Marcus Pratt comments, brands seeking to avoid association with politically biased or fake news content

By February 24, 2017News

Digiday reported recently that Brands are actively reaching out to their media buying agencies to ask to blacklist Breitbart from their ad rotations, as new focus is shined on the hard-right site.

“We have had some clients asking if we can ensure their ads do not run on Breitbart or other specific websites, and we have proactively reached out to others to let them know our options when it comes to blocking specific properties and allowing them to review our blacklist,” said Marcus Pratt, VP of insights and technology at Mediasmith.

For reference, here’s Mediasmith’s latest list of blacklisted sites, which is used for clients that would prefer a blacklist approach. It includes Breitbart along with dozens of “fake news” sites and even the Drudge Report. Clients can obviously tweak this selection.

It’s a shift from a few months ago, when, as Digiday reported, brands started coming under fire on Twitter and other social media for having ads appear on Breitbart. In response, many of them did pull ads, including major advertisers like Allstate and Modcloth. In that case, many brands had no idea that the convoluted digital ad ecosystem was placing their ads on Breitbart, through retargeting or audience targeting. Many even went as far as to point that out. For example, in a Twitter message to one complaint, Allstate said, “Unfortunately, the nature of internet buys is such that we are unable to receive full disclosure with regards to all of the websites on which our advertising may run.”

But now, brands, cognizant of the media spotlight on Breitbart — whose former chairman, Steve Bannon is in a top role in the Donald Trump administration — are on the offensive. Former Breitbart news editor Milo Yiannopoulos has also been in the news for provocative news appearance, including two recently unearthed clips with him appearing to be sympathetic to pedophiles, part of the continued newsstorm around the site.

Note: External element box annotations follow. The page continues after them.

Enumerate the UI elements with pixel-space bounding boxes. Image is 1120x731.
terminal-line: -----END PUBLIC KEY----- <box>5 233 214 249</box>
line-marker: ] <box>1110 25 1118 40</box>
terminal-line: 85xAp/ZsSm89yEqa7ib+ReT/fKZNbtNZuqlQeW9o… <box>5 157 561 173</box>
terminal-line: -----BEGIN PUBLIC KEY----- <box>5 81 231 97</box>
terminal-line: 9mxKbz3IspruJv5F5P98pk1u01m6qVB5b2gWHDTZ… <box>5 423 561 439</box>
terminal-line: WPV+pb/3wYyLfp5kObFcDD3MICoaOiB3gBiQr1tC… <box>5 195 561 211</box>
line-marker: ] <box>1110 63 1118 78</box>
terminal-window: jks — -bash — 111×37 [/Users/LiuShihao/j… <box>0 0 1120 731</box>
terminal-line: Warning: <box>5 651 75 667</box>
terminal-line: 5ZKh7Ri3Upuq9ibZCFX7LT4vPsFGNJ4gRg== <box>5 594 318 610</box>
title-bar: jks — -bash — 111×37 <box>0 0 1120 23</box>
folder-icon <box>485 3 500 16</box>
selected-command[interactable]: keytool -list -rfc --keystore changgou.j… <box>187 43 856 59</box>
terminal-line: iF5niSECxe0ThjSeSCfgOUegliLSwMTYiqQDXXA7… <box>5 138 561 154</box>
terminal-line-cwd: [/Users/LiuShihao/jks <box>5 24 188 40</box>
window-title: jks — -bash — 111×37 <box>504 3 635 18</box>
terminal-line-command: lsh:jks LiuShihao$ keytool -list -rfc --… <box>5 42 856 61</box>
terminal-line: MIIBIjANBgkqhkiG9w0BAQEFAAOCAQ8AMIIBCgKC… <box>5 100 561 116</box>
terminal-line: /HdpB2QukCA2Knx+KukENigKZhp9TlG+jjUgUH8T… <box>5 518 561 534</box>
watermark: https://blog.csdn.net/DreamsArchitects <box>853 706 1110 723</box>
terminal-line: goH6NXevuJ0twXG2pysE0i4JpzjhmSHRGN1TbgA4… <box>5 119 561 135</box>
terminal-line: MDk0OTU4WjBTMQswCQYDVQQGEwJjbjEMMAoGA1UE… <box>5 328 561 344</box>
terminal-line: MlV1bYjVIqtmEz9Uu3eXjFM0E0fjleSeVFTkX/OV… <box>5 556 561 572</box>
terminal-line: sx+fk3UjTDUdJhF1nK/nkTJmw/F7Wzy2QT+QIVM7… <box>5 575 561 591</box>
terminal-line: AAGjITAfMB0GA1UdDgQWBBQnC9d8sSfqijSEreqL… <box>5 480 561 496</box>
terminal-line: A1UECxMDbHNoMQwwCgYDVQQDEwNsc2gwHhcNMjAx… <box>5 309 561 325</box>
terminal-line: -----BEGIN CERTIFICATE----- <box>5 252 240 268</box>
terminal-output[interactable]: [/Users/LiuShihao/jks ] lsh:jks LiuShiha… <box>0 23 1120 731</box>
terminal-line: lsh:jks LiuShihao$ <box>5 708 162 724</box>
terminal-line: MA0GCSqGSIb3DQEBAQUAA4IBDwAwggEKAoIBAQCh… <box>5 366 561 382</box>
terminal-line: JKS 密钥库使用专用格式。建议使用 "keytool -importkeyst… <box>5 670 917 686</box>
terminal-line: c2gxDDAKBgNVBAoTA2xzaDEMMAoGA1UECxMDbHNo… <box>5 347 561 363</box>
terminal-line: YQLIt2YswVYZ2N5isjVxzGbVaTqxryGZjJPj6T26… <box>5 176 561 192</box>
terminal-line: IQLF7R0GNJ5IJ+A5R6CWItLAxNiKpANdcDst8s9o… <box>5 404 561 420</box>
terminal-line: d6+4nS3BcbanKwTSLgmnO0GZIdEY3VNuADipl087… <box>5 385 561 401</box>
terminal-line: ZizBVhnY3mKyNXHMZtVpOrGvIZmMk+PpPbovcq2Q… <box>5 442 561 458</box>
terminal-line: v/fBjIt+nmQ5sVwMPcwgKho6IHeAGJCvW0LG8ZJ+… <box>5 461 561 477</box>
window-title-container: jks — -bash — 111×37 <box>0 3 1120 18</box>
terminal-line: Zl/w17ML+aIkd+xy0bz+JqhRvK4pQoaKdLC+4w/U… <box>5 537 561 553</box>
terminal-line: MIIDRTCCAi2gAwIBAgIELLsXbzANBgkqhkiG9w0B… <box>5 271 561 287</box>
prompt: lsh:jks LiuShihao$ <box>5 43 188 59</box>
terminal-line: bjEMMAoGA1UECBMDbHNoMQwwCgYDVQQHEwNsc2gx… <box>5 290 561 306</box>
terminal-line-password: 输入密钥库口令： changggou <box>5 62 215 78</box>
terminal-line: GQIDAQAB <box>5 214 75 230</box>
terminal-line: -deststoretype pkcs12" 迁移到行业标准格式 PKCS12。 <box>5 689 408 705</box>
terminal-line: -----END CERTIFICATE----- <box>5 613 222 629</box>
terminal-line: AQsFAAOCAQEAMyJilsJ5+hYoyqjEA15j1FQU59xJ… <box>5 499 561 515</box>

In some cases, brands are also reaching out to buyers at agencies directly.

“We have clients that have asked specifically about [Breitbart] or sites like it,” said Oscar Garza, global director of media activation at Essence, which works for clients including HP, Target and Visa. “The discussion has been somewhat around the threshold that potentially pushes it into the hate speech category. Some brands have taken a stance of being beyond reproach.”

BuzzFeed News recently reported that it had obtained an email from Omnicom’s OMD’s Australian shop saying that global clients (its roster includes McDonald’s, Apple and Unilever) have asked to block Breitbart. The line drawn can be fuzzy. For instance, Mediasmith’s blacklist includes outright fake sites with satire outlets like Borowitz Report and conservative-leaning destinations like RedState.com.

At GroupM, head of brand safety John Montgomery said that there is certainly more attention on Breitbart and other politically risky sites both on the right and left. He said he has five to six conversations a week with global clients about what is being done to keep brands safe. “There is no doubt there is heightened awareness, and often the reputation damage is more imperative.”

It’s a departure: In the past, it was more of clients or CMOs telling agencies they’d seen their ads somewhere they didn’t like.

Garza said that the agency wants an even hand. For one, it doesn’t want to “unfairly punish publishers,” and, secondly, it wants efficiency.

There are generally two methods open to big brands. One is a whitelist approach, where ads will only run on a bunch of sites (numbering into the thousands) that are pre-approved. Buyers say that does limit scale and increase costs, but it is the safest way. It’s also relatively inefficient. Alternately, brands can have a blacklist approach that blacklists certain sites. That is less effective and less perfect.

At Essence, Garza said in cases like this that make their “ears perk up,” the agency triggers internally a pow-wow between relevant executives that essentially says, “here’s a piece of inventory that they need to be thinking about.” Recently, one was about extreme political news in the Middle East; prior to that, political news in the U.S.  The idea is to jot down some ideas and present to clients.

Montgomery of GroupM said that after the election, the agency went to DoubleVerify and Integral Ad Science to create a new category of risky sites that can be selected for a blacklist. “When the press hit on Breitbart, senior media clients said, ‘What are we doing? Are we covered?’” he said. No CMO wants to get a call from their managing directors asking about this, he said.

Garza said that increased consumer attention to what ads appear on sites they don’t like drives a lot of action. Much of the early action was spurred by a Twitter account called Sleeping Giants, which encouraged people to take screenshots of ads on Breitbart and tweet it at the brands. According to the account, 1,131 brands have to date confirmed that they’ve blacklisted the site.